How can whales be so big?
  • A blue whale can weigh 300,000-400,00 pounds. That’s the equivalent of 4-5 737 Boeing airplanes! How on earth can an animal weigh that much and still move?
    • Buoyancy has a lot to do with the answer. Whales cannot survive on land. They would be crushed under their own weight. The same is true for several species if they were to live in freshwater. Saltwater enables objects to float better than in freshwater, as saltwater is denser than freshwater.
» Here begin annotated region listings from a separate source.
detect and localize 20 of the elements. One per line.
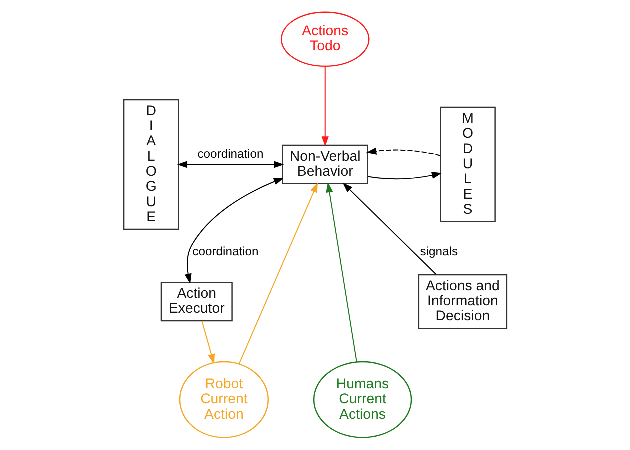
arrow <box>366 148 440 156</box>
arrow <box>176 161 284 168</box>
arrow <box>238 182 318 364</box>
edge-label: coordination <box>192 244 258 258</box>
node-box: Actions and Information Decision <box>418 274 508 330</box>
arrow <box>326 182 357 362</box>
node-box: Non-Verbal Behavior <box>282 144 368 185</box>
node-box: MODULES <box>440 106 496 222</box>
arrow <box>184 178 284 284</box>
edge-label: signals <box>420 244 458 258</box>
node-ellipse: Actions Todo <box>280 12 370 68</box>
node-ellipse: Robot Current Action <box>178 361 268 438</box>
arrow <box>201 321 215 364</box>
node-box: DIALOGUE <box>122 99 179 230</box>
arrow <box>342 182 436 275</box>
edge-label: coordination <box>197 147 264 162</box>
node-box: Action Executor <box>160 282 232 322</box>
node-ellipse: Humans Current Actions <box>312 361 412 438</box>
arrow <box>321 66 328 147</box>
arrow <box>367 172 442 180</box>
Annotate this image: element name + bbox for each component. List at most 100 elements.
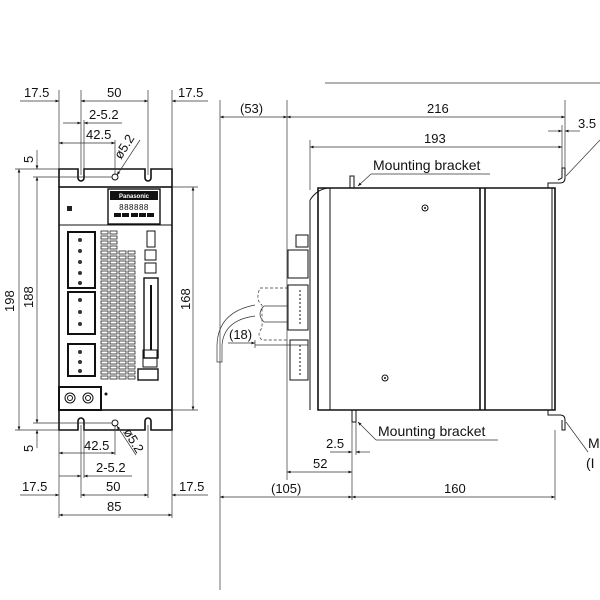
dim-bottom-slot-pitch: 50: [106, 479, 120, 494]
vent-slot: [100, 340, 109, 345]
display-panel: Panasonic 888888: [107, 188, 161, 225]
vent-slot: [109, 235, 118, 240]
dim-bottom-offset: 5: [21, 445, 36, 452]
vent-slot: [100, 265, 109, 270]
vent-slot: [100, 260, 109, 265]
dim-top-left-margin: 17.5: [24, 85, 49, 100]
vent-slot: [127, 345, 136, 350]
vent-slot: [118, 290, 127, 295]
vent-slot: [118, 270, 127, 275]
vent-slot: [109, 315, 118, 320]
vent-slot: [127, 335, 136, 340]
dim-body-depth: 160: [444, 481, 466, 496]
vent-slot: [100, 300, 109, 305]
vent-slot: [100, 285, 109, 290]
vent-slot: [127, 375, 136, 380]
vent-slot: [127, 290, 136, 295]
dim-cable-clearance: (18): [229, 327, 252, 342]
vent-slot: [118, 325, 127, 330]
dim-bracket-depth: 193: [424, 131, 446, 146]
dim-bottom-hole-offset: 42.5: [84, 438, 109, 453]
vent-slot: [100, 360, 109, 365]
vent-slot: [127, 315, 136, 320]
vent-slot: [118, 350, 127, 355]
vent-slot: [118, 370, 127, 375]
vent-slot: [100, 350, 109, 355]
front-height-dimensions: 198 188 5 5 168: [2, 150, 198, 452]
vent-slot: [109, 285, 118, 290]
vent-slot: [109, 230, 118, 235]
vent-slot: [100, 255, 109, 260]
vent-slot: [127, 260, 136, 265]
vent-slot: [127, 365, 136, 370]
dim-hole-pitch: 188: [21, 286, 36, 308]
label-mounting-bracket-bottom: Mounting bracket: [378, 423, 486, 439]
vent-slot: [127, 340, 136, 345]
vent-slot: [127, 305, 136, 310]
vent-slot: [100, 315, 109, 320]
vent-slot: [118, 375, 127, 380]
vent-slot: [109, 330, 118, 335]
vent-slot: [100, 330, 109, 335]
vent-slot: [100, 230, 109, 235]
dim-overall-height: 198: [2, 290, 17, 312]
vent-slot: [100, 365, 109, 370]
vent-slot: [127, 280, 136, 285]
vent-slot: [127, 270, 136, 275]
vent-slot: [127, 275, 136, 280]
vent-slot: [109, 310, 118, 315]
side-body: [317, 187, 556, 411]
vent-slot: [118, 280, 127, 285]
vent-slot: [100, 345, 109, 350]
vent-slot: [127, 265, 136, 270]
dim-body-height: 168: [178, 288, 193, 310]
dim-top-hole-diameter: ø5.2: [111, 132, 138, 162]
vent-slot: [118, 345, 127, 350]
brand-logo: Panasonic: [119, 194, 150, 200]
vent-slot: [100, 290, 109, 295]
dim-top-right-margin: 17.5: [178, 85, 203, 100]
vent-slot: [100, 370, 109, 375]
vent-slot: [118, 295, 127, 300]
vent-slot: [109, 305, 118, 310]
vent-slot: [127, 370, 136, 375]
dim-bottom-width: 85: [107, 499, 121, 514]
dim-top-slot-pitch: 50: [107, 85, 121, 100]
ventilation-grid: [100, 230, 136, 380]
vent-slot: [100, 325, 109, 330]
vent-slot: [118, 300, 127, 305]
dim-front-to-bracket: 52: [313, 456, 327, 471]
vent-slot: [100, 355, 109, 360]
vent-slot: [118, 275, 127, 280]
dim-top-hole-offset: 42.5: [86, 127, 111, 142]
vent-slot: [127, 320, 136, 325]
led-indicator: [67, 206, 72, 211]
dim-bracket-offset: 3.5: [578, 116, 596, 131]
vent-slot: [109, 270, 118, 275]
dim-bracket-thickness: 2.5: [326, 436, 344, 451]
mounting-flange-top: [58, 168, 173, 187]
vent-slot: [118, 315, 127, 320]
mounting-bracket-top: [349, 167, 566, 188]
vent-slot: [118, 285, 127, 290]
vent-slot: [109, 290, 118, 295]
vent-slot: [109, 320, 118, 325]
vent-slot: [109, 260, 118, 265]
vent-slot: [127, 310, 136, 315]
vent-slot: [109, 355, 118, 360]
vent-slot: [127, 255, 136, 260]
mounting-flange-bottom: [58, 410, 173, 431]
vent-slot: [118, 305, 127, 310]
dim-top-slot-count: 2-5.2: [89, 107, 119, 122]
dim-bottom-right-margin: 17.5: [179, 479, 204, 494]
vent-slot: [118, 310, 127, 315]
vent-slot: [109, 345, 118, 350]
mounting-bracket-bottom: [351, 410, 566, 431]
front-body: [58, 186, 173, 411]
vent-slot: [109, 300, 118, 305]
vent-slot: [118, 365, 127, 370]
vent-slot: [109, 340, 118, 345]
cable-outline: [216, 287, 288, 363]
signal-connectors: [137, 230, 159, 381]
vent-slot: [118, 255, 127, 260]
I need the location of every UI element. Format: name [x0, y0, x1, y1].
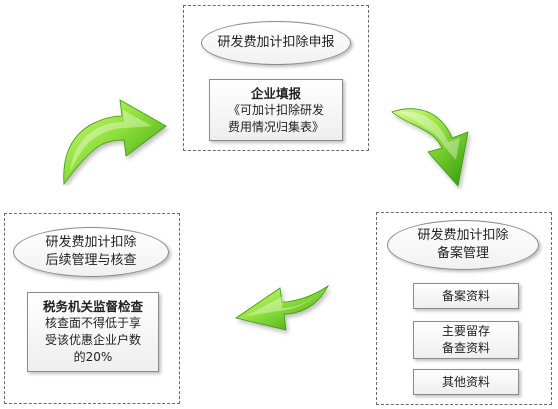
right-item-retained-materials: 主要留存 备查资料: [413, 321, 519, 359]
left-oval: 研发费加计扣除 后续管理与核查: [13, 227, 169, 277]
right-panel: 研发费加计扣除 备案管理 备案资料 主要留存 备查资料 其他资料: [376, 212, 552, 405]
left-box-line1: 核查面不得低于享: [44, 316, 141, 330]
right-oval-line1: 研发费加计扣除: [417, 228, 509, 243]
top-panel: 研发费加计扣除申报 企业填报 《可加计扣除研发 费用情况归集表》: [183, 5, 369, 151]
top-box-line1: 《可加计扣除研发: [227, 102, 324, 117]
top-box-title: 企业填报: [250, 85, 301, 101]
left-oval-line1: 研发费加计扣除: [45, 235, 137, 250]
top-oval: 研发费加计扣除申报: [201, 21, 351, 65]
right-item2-line1: 主要留存: [441, 324, 490, 338]
top-box-line2: 费用情况归集表》: [227, 119, 324, 134]
top-box: 企业填报 《可加计扣除研发 费用情况归集表》: [209, 79, 343, 141]
curved-arrow-icon: [63, 99, 167, 186]
left-box-line3: 的20%: [73, 350, 113, 364]
top-oval-label: 研发费加计扣除申报: [217, 35, 335, 50]
right-item-filing-materials: 备案资料: [413, 283, 519, 309]
right-item1-label: 备案资料: [441, 288, 490, 303]
left-panel: 研发费加计扣除 后续管理与核查 税务机关监督检查 核查面不得低于享 受该优惠企业…: [4, 213, 180, 404]
right-item3-label: 其他资料: [441, 374, 490, 389]
curved-arrow-icon: [391, 108, 469, 187]
left-box: 税务机关监督检查 核查面不得低于享 受该优惠企业户数 的20%: [27, 292, 159, 372]
right-item2-line2: 备查资料: [441, 341, 490, 355]
left-oval-line2: 后续管理与核查: [45, 253, 137, 268]
left-box-line2: 受该优惠企业户数: [44, 333, 141, 347]
curved-arrow-icon: [235, 284, 330, 331]
right-item-other-materials: 其他资料: [413, 369, 519, 395]
right-oval: 研发费加计扣除 备案管理: [387, 220, 539, 270]
left-box-title: 税务机关监督检查: [42, 299, 143, 314]
right-oval-line2: 备案管理: [436, 246, 489, 261]
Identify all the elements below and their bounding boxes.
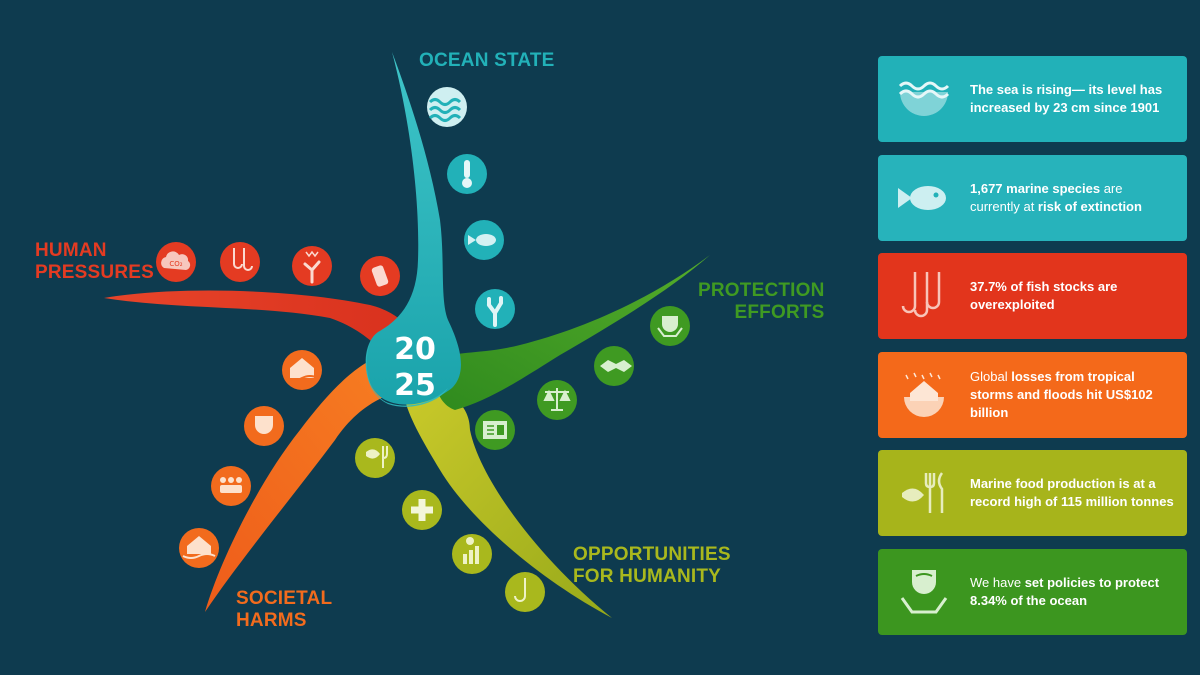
fact-segment: from tropical storms and floods hit US$1… (970, 368, 1153, 420)
fish-cutlery-icon (878, 450, 970, 536)
fact-card-storm-losses: Global losses from tropical storms and f… (878, 351, 1187, 438)
fact-card-protection: We have set policies to protect 8.34% of… (878, 548, 1187, 635)
label-protection-efforts: PROTECTION EFFORTS (698, 280, 825, 323)
fact-segment: to protect 8.34% of the ocean (970, 574, 1160, 608)
fact-segment: risk of extinction (1037, 198, 1142, 214)
arm-protection-efforts (435, 255, 710, 410)
arm-ocean-state (365, 52, 461, 405)
health-cross-icon (402, 490, 442, 530)
fact-segment: The sea is rising— its level has increas… (970, 82, 1163, 115)
community-icon (211, 466, 251, 506)
flood-house-icon (282, 350, 322, 390)
fact-segment: are currently at (970, 180, 1123, 214)
fact-text: The sea is rising— its level has increas… (970, 81, 1187, 117)
thermometer-icon (447, 154, 487, 194)
label-human-pressures: HUMAN PRESSURES (35, 240, 155, 283)
fact-segment: 37.7% of fish stocks are overexploited (970, 279, 1118, 312)
fact-text: 1,677 marine species are currently at ri… (970, 180, 1187, 216)
sea-level-icon (878, 56, 970, 142)
handshake-icon (594, 346, 634, 386)
year-line-2: 25 (394, 368, 436, 403)
coral-icon (475, 289, 515, 329)
shield-hands-icon (878, 549, 970, 635)
fish-food-icon (355, 438, 395, 478)
fish-hooks-icon (878, 253, 970, 339)
arm-human-pressures (104, 290, 421, 375)
fact-card-species: 1,677 marine species are currently at ri… (878, 154, 1187, 241)
fact-segment: set policies (1024, 574, 1096, 590)
label-opportunities: OPPORTUNITIES FOR HUMANITY (573, 544, 731, 587)
fact-text: Global losses from tropical storms and f… (970, 368, 1187, 422)
fish-icon (878, 155, 970, 241)
label-ocean-state: OCEAN STATE (419, 50, 555, 71)
star-diagram: CO₂ (104, 52, 710, 618)
fact-text: 37.7% of fish stocks are overexploited (970, 278, 1187, 314)
arm-opportunities (405, 391, 612, 618)
fish-hooks-icon (220, 242, 260, 282)
year-line-1: 20 (394, 332, 436, 367)
protection-shield-icon (244, 406, 284, 446)
scales-icon (537, 380, 577, 420)
fact-text: Marine food production is at a record hi… (970, 475, 1187, 511)
fact-segment: 1,677 marine species (970, 180, 1101, 196)
fact-text: We have set policies to protect 8.34% of… (970, 574, 1187, 610)
svg-text:CO₂: CO₂ (169, 260, 182, 268)
fact-segment: losses (1011, 368, 1052, 384)
co2-cloud-icon: CO₂ (156, 242, 196, 282)
money-growth-icon (452, 534, 492, 574)
waves-icon (427, 87, 467, 127)
fact-segment: Marine food production is at a record hi… (970, 476, 1174, 509)
shield-hands-icon (650, 306, 690, 346)
document-icon (475, 410, 515, 450)
fact-card-food-production: Marine food production is at a record hi… (878, 450, 1187, 536)
fact-card-sea-level: The sea is rising— its level has increas… (878, 56, 1187, 142)
coral-bleaching-icon (292, 246, 332, 286)
storm-house-icon (878, 352, 970, 438)
fish-icon (464, 220, 504, 260)
flooded-house-icon (179, 528, 219, 568)
center-year: 20 25 (385, 332, 445, 404)
label-societal-harms: SOCIETAL HARMS (236, 588, 333, 631)
fact-cards: The sea is rising— its level has increas… (878, 56, 1187, 647)
plastic-bottle-icon (360, 256, 400, 296)
fact-segment: We have (970, 574, 1025, 590)
fact-card-fish-stocks: 37.7% of fish stocks are overexploited (878, 253, 1187, 339)
fact-segment: Global (970, 368, 1012, 384)
fishing-hook-icon (505, 572, 545, 612)
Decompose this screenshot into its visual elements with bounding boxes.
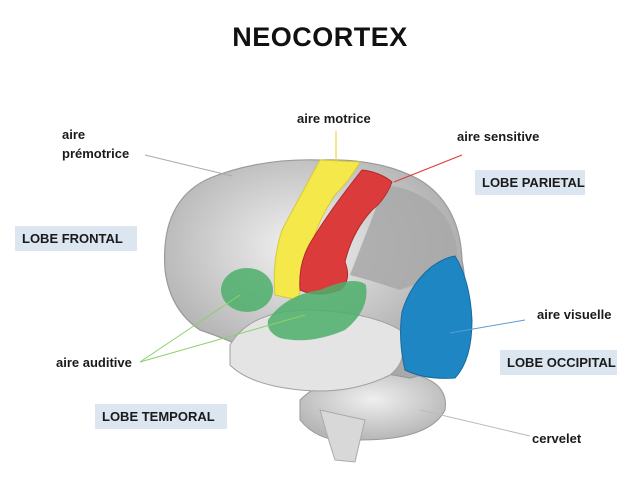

    • The Experiment: Fill two containers with distilled water. Mark one container “Freshwater” and the other “Saltwater.” In the saltwater container, add 4 teaspoons of salt. Place a fresh egg (or raw potato) into each container. What happens? The egg (or potato) should float in the saltwater and sink in the freshwater. How does this relate to whales? Because whales are more buoyant in saltwater, they exert less energy trying to stay afloat and therefore have the ability to grow larger.


Suggested Post-Visit Activities

  • As a class, create a list of the species of whales and facts about each whale that the students learned during their visit to the Museum. What do the whales eat? How do they catch their prey? Where do they live? How large do they get? How many are left in the world today? Ask the students to pick a new species that they have not yet discussed and have them research that species (for instance, the dwarf sperm whale, the fin whale, the orca, or the beluga).
  • Go on a whalewatch! Plymouth, Barnstable and Provincetown all offer whale watches, to name a few. If you visit Provincetown in the spring, you can actually watch North Atlantic Right Whales swim past as they migrate to the feeding grounds up north with calves in tow.
  • Adopt a Whale. Help fund whale and dolphin conservation efforts.
  • Have students write a thank you note to the docents (museum volunteers) using at least one new whale-related vocabulary word they learned during their visit to the Museum.